Demurrage will often be incurred when delays arise due to cargo damage being alleged in the discharge port. Ordinarily it is the responsibility of the receiver to take delivery of the cargo and to arrange the necessary onward transportation or storage. In the event however that the cargo is damaged, the receiver suspends discharge operations in order to appoint a surveyor to inspect the cargo or may simply does not have sufficient storage capacity to separate the damaged cargo.
Any condition issues may result in additional laytime and demurrage and the question is whether or not the Owner can claim this additional time, despite the fact that it has caused the damage as a result of which operations have been delayed. After all, the carrier is entitled to the agreed demurrage in the event the receiver is unable to discharge the cargo within the agreed time-frame but the receiver also has a duty to take delivery and to mitigate any losses regardless of whether or not the cargo is alleged to have been damaged. In addition, an owner will often appeal to the “once on demurrage always on demurrage” principle to argue that he should be paid for the entire duration of the delay.

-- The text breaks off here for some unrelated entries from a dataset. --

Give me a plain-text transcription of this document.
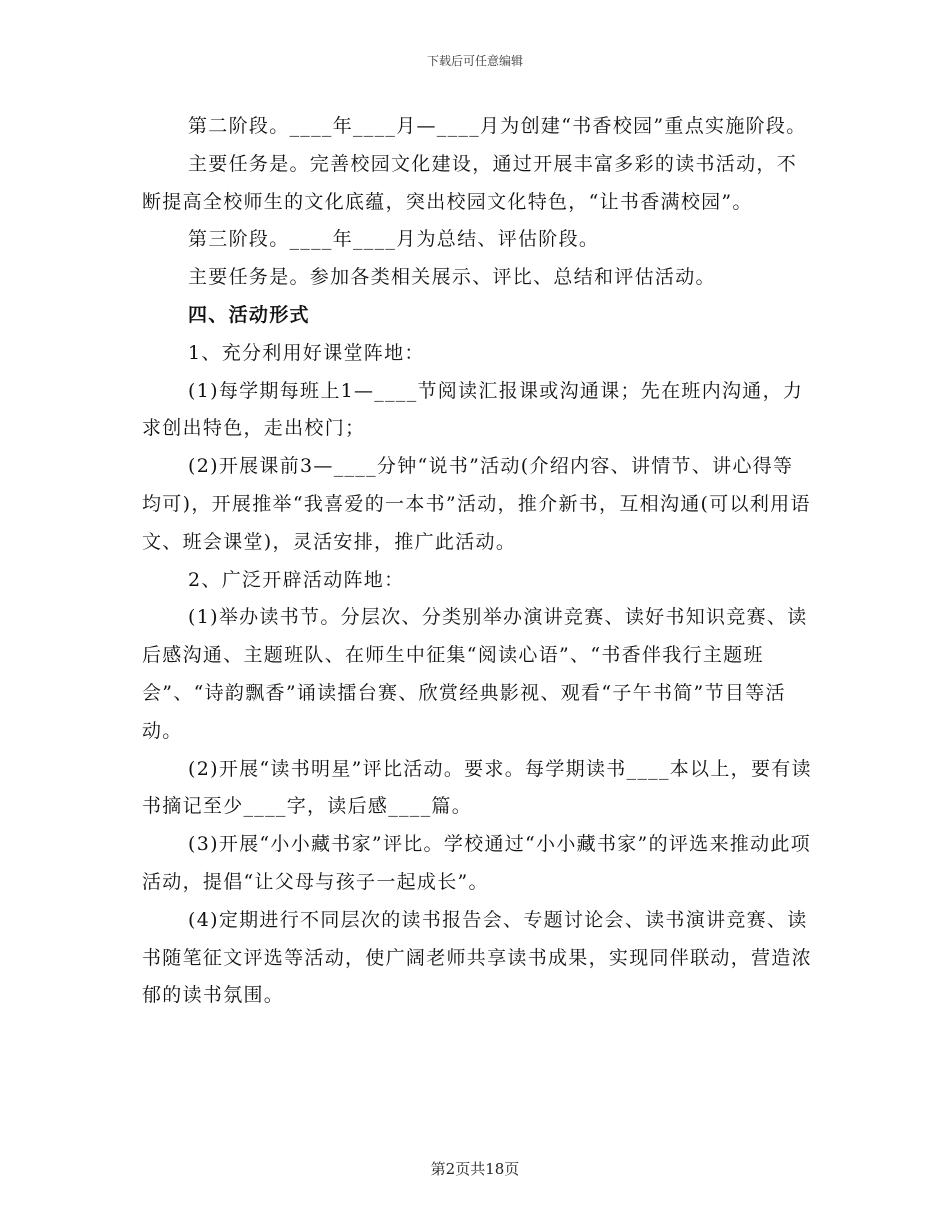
下载后可任意编辑

第二阶段。____年____月—____月为创建“书香校园”重点实施阶段。

主要任务是。完善校园文化建设，通过开展丰富多彩的读书活动，不断提高全校师生的文化底蕴，突出校园文化特色，“让书香满校园”。

第三阶段。____年____月为总结、评估阶段。

主要任务是。参加各类相关展示、评比、总结和评估活动。

四、活动形式

1、充分利用好课堂阵地：

(1)每学期每班上1—____节阅读汇报课或沟通课；先在班内沟通，力求创出特色，走出校门；

(2)开展课前3—____分钟“说书”活动(介绍内容、讲情节、讲心得等均可)，开展推举“我喜爱的一本书”活动，推介新书，互相沟通(可以利用语文、班会课堂)，灵活安排，推广此活动。

2、广泛开辟活动阵地：

(1)举办读书节。分层次、分类别举办演讲竞赛、读好书知识竞赛、读后感沟通、主题班队、在师生中征集“阅读心语”、“书香伴我行主题班会”、“诗韵飘香”诵读擂台赛、欣赏经典影视、观看“子午书简”节目等活动。

(2)开展“读书明星”评比活动。要求。每学期读书____本以上，要有读书摘记至少____字，读后感____篇。

(3)开展“小小藏书家”评比。学校通过“小小藏书家”的评选来推动此项活动，提倡“让父母与孩子一起成长”。

(4)定期进行不同层次的读书报告会、专题讨论会、读书演讲竞赛、读书随笔征文评选等活动，使广阔老师共享读书成果，实现同伴联动，营造浓郁的读书氛围。

第2页共18页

We recently had to deal with a case where a vessel transported a cargo of wheat in bulk from France to the Netherlands when during discharging operations part of the cargo was observed to be wet. According to the receiver it was not possible to find a suitable solution for the 50 Mts of wet cargo within reasonable time and the damaged cargo therefore remained on board of the vessel. Subsequently the vessel had to wait several days until she was completely discharged which resulted in a considerable amount of demurrage. The Charterers of the vessel stated that the vessel was not entitled to claim for demurrage because the delay was caused by the wet cargo which was delivered by the vessel. On behalf of the Owners we took the position that the receivers had a duty to receive the cargo and to find a solution for the damaged part in order to avoid delay as much as possible which fell outside the scope of the charterers responsibilities under the Charterparty. In addition, we argued that it was not reasonable that the vessel had to wait for several days before 50 Mts of cargo could been unloaded. Furthermore, it appeared that the economic loss of the cargo was even less than the demurrage of the vessel. Fortunately, a commercial solution was found between the Owners and the Charterers.
In summary, it is important to keep in mind that a claim for cargo damage under a bill of lading concerns a different interest than demurrage under a charter party even if the demurrage is a consequence of the cargo damage. As such, the Owners would be entitled to calculate the demurrage under the Charterparty without being prejudiced by the receivers failure to take delivery or failure to mitigate their losses.